La Cour suprême a accepté mercredi d'entendre vendredi un plaidoyer de la partie musulmane alléguant que le site alternatif fourni par le gouvernement du Madhya Pradesh pour le namaz du vendredi est trop éloigné du complexe contesté Bhojshala-Kamal Maula dans le district de Dhar.

Un tribunal dirigé par le juge en chef Surya Kant, ainsi que les juges Joymalya Bagchi et V. Mohana, ont entendu l'affaire et ont ordonné au solliciteur général Tushar Mehta de demander immédiatement des instructions au gouvernement de l'État concernant la fourniture d'un espace ouvert adjacent au complexe pour les prières.

L'avocat principal Huzefa Ahmadi, représentant les pétitionnaires musulmans, a soutenu que l'ordonnance antérieure de la Cour suprême avait explicitement exigé que l'État attribue des terres à proximité du site de Bhojshala pour le namaz du vendredi. Il a fait valoir que le site attribué, situé à environ 2 km, violait l'esprit de la directive, ce qui avait pour conséquence que la communauté manquait les prières du vendredi.

Le solliciteur général Tushar Mehta, représentant le gouvernement du Madhya Pradesh, a rétorqué que le site n'était qu'à environ 900 mètres du complexe, et non à 2 km comme le prétendait. Il a assuré au tribunal qu'il examinerait personnellement la situation sur le terrain et prendrait des mesures correctives si nécessaire.

Au cours de la procédure, la juge Joymalya Bagchi a souligné que les directives précédentes de la Cour suprême « doivent être suivies dans la lettre et dans l'esprit ». Le tribunal a désormais programmé une nouvelle audience sur l'affaire vendredi après que le gouvernement de l'État aura soumis sa réponse.

Contexte du différend

Le problème découle de l'ordonnance rendue le 14 juillet par la Cour suprême alors qu'elle entendait des appels contre le jugement de la Haute Cour du Madhya Pradesh déclarant le complexe Bhojshala-Kamal Maula temple dédié à la déesse Saraswati. Le tribunal suprême avait ordonné à l'État de fournir un espace ouvert séparé adjacent au site litigieux où les musulmans pourraient offrir le namaz le vendredi entre 13 heures et 15 heures jusqu'à la résolution finale du différend de longue date.

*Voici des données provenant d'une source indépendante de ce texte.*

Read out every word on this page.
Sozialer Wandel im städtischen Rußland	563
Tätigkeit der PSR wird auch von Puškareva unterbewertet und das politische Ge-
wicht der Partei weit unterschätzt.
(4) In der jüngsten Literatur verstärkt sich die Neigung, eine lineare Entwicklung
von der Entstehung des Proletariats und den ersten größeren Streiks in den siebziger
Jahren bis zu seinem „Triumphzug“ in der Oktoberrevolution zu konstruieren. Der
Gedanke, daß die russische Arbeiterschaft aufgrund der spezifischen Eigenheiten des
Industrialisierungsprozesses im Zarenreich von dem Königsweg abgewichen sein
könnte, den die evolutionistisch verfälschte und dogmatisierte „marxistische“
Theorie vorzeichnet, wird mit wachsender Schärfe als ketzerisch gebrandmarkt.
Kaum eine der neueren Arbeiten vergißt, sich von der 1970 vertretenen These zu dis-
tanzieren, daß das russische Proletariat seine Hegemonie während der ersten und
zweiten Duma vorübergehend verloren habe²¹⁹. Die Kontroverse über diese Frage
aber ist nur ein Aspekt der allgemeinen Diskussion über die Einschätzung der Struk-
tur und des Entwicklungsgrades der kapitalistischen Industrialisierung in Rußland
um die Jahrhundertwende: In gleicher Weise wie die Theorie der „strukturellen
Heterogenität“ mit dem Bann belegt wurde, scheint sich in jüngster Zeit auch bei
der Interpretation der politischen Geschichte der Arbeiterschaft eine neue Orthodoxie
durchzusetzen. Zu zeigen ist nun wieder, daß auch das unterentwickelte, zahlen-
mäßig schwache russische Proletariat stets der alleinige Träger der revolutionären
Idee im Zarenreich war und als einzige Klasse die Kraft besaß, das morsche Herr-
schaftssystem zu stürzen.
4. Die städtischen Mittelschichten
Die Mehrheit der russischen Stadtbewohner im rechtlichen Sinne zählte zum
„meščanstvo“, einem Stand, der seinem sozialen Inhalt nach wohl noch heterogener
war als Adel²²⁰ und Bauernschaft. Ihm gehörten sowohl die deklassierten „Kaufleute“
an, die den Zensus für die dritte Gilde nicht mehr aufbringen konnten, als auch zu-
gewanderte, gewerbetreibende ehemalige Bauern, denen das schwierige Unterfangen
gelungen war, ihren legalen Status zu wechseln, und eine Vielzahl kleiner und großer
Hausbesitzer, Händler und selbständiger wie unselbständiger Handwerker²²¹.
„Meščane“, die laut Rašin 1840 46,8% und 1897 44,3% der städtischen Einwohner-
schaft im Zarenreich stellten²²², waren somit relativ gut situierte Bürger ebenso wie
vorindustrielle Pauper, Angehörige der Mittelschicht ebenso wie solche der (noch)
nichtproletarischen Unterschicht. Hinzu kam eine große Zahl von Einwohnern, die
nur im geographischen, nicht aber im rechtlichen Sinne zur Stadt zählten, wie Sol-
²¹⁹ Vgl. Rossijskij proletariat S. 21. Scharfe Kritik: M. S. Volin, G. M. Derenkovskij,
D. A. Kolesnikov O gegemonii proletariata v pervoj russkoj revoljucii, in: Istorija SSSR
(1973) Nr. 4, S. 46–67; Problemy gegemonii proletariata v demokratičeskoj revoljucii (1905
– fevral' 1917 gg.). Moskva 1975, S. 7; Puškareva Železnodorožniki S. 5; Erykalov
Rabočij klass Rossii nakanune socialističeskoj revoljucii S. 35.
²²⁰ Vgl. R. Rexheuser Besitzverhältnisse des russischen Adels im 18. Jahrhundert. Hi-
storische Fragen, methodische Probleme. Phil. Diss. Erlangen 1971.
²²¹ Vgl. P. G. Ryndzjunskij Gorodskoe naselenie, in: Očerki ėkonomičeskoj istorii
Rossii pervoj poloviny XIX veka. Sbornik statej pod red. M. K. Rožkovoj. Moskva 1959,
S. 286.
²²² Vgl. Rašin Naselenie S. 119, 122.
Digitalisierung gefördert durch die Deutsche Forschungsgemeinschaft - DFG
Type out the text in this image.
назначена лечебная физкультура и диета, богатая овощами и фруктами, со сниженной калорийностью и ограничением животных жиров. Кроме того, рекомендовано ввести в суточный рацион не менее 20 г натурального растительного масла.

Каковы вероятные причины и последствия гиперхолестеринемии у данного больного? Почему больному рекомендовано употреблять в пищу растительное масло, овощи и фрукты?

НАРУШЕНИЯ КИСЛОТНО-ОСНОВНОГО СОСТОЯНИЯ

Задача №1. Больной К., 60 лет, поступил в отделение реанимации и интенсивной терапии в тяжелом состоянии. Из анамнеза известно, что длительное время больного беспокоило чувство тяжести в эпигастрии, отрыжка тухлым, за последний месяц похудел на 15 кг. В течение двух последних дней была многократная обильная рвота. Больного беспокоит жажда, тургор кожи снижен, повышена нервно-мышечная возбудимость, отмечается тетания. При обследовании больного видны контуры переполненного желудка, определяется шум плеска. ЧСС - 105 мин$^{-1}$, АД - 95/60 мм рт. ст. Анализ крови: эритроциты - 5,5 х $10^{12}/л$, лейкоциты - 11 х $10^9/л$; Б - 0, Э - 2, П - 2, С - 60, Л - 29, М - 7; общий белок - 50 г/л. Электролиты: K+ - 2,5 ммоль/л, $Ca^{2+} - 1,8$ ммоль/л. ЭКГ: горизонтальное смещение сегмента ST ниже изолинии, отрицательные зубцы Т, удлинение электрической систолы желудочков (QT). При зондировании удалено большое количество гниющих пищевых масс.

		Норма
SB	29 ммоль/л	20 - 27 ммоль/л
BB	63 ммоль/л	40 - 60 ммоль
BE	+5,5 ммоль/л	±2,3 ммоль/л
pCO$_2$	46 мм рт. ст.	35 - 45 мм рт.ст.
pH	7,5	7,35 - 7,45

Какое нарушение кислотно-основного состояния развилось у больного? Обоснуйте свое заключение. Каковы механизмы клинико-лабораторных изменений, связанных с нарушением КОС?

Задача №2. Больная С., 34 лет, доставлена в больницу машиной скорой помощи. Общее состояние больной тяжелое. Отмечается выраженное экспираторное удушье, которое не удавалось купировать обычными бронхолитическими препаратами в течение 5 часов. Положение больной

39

La partie musulmane est maintenant revenue devant la Cour suprême, affirmant que le site attribué n'était pas conforme aux instructions précédentes. La question reste sensible, les deux communautés attendant une résolution judiciaire claire sur l'accès et l'utilisation du complexe historique. L'intervention du tribunal vise à équilibrer les droits religieux provisoires en attendant le jugement final.